The argument that defendant has been denied equal protection of the laws is based upon the fact that Gregory James Heydak, who gave the defendant the check on which he forged the name of Kopatich, was given a sentence of five years probation by Judge Herbert J. Stefpes after pleading guilty to seven counts of forgery and one count of armed robbery.

Defendant contends that for Judge O’Connell to sentence him to nine and one-half years (including the six months already served) on a first offense on the single count of the nonviolent crime of forgery, merely because of disputed statements made by the probation officer in regard to the defendant’s political philosophy, defies explanation and, when compared to Heydak’s sentence, constitutes a denial of equal protection of the laws.

We agree that, on the face of things, the disparity is great; but we have frequently stated that the mere disparity of sentences does not establish a denial of equal protection of laws. It is not the philosophy of modern criminal law that the punishment fit the crime alone and that for every ^violation of a particular statute there be an identical sanction. In light of the function of the law to deter similar acts by the defendant and others and to rehabilitate the individual defendant, it is essential that a sentencing court consider the nature of the particular crime, i.e., the degree of culpability — distinguishable from the bare-bones legal elements of it— and the personality of the criminal. The interests of both society and the individual must be weighed in each sentencing process. Clearly, the use of such an empirical guide will properly result in wide deviations from one [272]*272sentence imposition to another. Hence, the mere fact of disparity in the sentences received by persons committing similar crimes does not establish denial of equal protection. Price v. State (1967), 37 Wis. 2d 117, 154 N. W. 2d 222; Jung v. State (1966), 32 Wis. 2d 541, 145 N. W. 2d 684.
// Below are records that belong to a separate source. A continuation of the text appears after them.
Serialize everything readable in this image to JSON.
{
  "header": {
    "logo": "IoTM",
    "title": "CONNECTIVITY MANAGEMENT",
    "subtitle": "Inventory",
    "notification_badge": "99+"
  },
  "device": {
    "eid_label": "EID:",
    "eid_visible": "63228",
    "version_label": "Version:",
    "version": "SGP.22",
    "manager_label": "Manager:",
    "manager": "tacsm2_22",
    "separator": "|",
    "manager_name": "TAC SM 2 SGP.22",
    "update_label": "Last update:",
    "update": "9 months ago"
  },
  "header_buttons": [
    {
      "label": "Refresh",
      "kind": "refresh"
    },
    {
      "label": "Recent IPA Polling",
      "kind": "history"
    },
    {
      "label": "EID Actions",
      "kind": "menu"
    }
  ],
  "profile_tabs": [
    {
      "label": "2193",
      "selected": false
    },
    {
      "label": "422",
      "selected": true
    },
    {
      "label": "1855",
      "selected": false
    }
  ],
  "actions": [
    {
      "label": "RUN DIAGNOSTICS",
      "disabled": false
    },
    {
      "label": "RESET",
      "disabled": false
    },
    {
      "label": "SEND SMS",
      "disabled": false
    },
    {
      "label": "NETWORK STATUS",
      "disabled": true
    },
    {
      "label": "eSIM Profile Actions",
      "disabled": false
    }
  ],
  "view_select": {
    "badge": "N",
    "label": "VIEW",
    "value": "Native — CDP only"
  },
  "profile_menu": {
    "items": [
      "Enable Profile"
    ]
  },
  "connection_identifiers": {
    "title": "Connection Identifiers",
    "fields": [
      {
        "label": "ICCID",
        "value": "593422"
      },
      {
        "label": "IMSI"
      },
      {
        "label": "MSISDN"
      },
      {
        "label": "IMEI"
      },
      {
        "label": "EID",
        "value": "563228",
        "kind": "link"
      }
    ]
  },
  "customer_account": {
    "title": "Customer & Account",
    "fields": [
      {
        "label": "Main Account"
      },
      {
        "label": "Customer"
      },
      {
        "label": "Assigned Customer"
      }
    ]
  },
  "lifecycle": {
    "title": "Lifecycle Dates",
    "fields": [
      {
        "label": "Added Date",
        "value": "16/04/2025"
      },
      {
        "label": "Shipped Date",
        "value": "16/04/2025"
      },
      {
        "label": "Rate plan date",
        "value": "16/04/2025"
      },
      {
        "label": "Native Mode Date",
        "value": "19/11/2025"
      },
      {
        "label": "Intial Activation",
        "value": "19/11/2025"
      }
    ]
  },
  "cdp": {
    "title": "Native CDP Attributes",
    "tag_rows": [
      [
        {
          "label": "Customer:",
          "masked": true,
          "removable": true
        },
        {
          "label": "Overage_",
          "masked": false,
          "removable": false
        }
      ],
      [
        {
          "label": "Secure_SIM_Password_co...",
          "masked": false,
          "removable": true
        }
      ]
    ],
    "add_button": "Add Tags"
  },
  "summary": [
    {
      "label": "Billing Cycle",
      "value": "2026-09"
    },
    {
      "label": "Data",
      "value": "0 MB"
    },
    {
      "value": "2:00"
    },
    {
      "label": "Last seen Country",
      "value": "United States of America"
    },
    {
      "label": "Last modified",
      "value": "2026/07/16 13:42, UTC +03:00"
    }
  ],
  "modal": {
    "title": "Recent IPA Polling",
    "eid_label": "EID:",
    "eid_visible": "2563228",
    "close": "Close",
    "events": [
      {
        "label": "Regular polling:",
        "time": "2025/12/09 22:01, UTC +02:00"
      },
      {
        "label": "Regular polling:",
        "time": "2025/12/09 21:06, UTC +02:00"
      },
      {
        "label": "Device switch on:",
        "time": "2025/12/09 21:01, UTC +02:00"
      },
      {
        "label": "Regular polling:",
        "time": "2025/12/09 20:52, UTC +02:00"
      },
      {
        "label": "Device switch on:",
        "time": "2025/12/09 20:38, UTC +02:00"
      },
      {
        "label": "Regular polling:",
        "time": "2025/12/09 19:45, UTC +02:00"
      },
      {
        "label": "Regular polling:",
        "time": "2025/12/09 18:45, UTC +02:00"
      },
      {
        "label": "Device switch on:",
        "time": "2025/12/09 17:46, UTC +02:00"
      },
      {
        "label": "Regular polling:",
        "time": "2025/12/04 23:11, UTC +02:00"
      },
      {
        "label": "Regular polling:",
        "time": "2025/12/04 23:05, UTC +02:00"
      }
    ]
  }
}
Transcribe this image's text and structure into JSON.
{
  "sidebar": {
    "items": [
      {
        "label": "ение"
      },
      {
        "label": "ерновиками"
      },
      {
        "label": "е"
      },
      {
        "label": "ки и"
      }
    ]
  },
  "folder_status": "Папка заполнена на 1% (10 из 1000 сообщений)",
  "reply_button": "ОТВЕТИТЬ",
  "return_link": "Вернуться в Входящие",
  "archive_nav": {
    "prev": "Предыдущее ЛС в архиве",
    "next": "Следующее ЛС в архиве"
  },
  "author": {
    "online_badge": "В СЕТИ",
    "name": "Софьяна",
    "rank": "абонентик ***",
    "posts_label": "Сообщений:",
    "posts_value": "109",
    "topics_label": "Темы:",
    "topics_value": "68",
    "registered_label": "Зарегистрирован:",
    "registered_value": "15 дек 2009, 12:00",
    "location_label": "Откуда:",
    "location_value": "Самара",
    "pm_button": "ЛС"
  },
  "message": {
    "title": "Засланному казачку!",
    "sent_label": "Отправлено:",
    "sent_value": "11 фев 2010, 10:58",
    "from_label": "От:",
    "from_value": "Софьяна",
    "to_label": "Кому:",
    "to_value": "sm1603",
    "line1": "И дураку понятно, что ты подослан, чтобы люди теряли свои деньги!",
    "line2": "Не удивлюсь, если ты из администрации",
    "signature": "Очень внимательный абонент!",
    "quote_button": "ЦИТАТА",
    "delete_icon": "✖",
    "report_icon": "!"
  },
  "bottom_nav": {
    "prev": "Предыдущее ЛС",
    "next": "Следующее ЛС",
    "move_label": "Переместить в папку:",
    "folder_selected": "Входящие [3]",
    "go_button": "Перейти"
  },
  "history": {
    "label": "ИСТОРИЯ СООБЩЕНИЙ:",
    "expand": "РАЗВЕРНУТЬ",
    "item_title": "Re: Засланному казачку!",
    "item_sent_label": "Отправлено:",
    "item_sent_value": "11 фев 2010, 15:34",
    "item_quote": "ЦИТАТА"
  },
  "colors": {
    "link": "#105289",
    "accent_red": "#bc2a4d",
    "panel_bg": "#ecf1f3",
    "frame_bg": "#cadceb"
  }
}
There may well be abundant reasons why Heydak was placed on probation — reasons that are totally foreign to the considerations relevant in the sentencing of Mc-Cleary. The record in Heydak is not before us, and we agree that the trial judge properly excluded the offer of proof to introduce the Heydak record into these proceedings, although there was testimony of Officer Mc-Hugh and of the defendant indicating that the Heydak and McCleary cases were related in that Heydak had given McCleary the Kopatich check blank. Had there been evidence of a closer relationship between the crimes of Heydak and McCleary, the Heydak sentencing might well have been relevant. United States v. Wiley (7th Cir. 1959), 267 Fed. 2d 453; United States v. Wiley (7th Cir. 1960), 278 Fed. 2d 500. There was nothing to show that Heydak was in any way associated with the same criminal act that was charged against Mc-Cleary. In the absence of a nexus between the crimes and defendants, the disparate sentences are totally irrelevant to this consideration.

This court can only speculate as to the reasons for Judge Steffes placing Heydak on probation. In the instant case, Judge O’Connell indicated that he imposed a prison term rather than probation because he felt the defendant’s conduct indicated a “nichey” attitude that he was above the law and that the defendant needed rehabilitative attention beyond that which could be afforded by probation. We are satisfied that Judge O’Con-nell applied proper standards and reasoning in this determination.

[273]*273The fact that Heydak received a sentence of probation is irrelevant. In any event the trial judge fully justified the rejection of probation in sentencing MeCleary.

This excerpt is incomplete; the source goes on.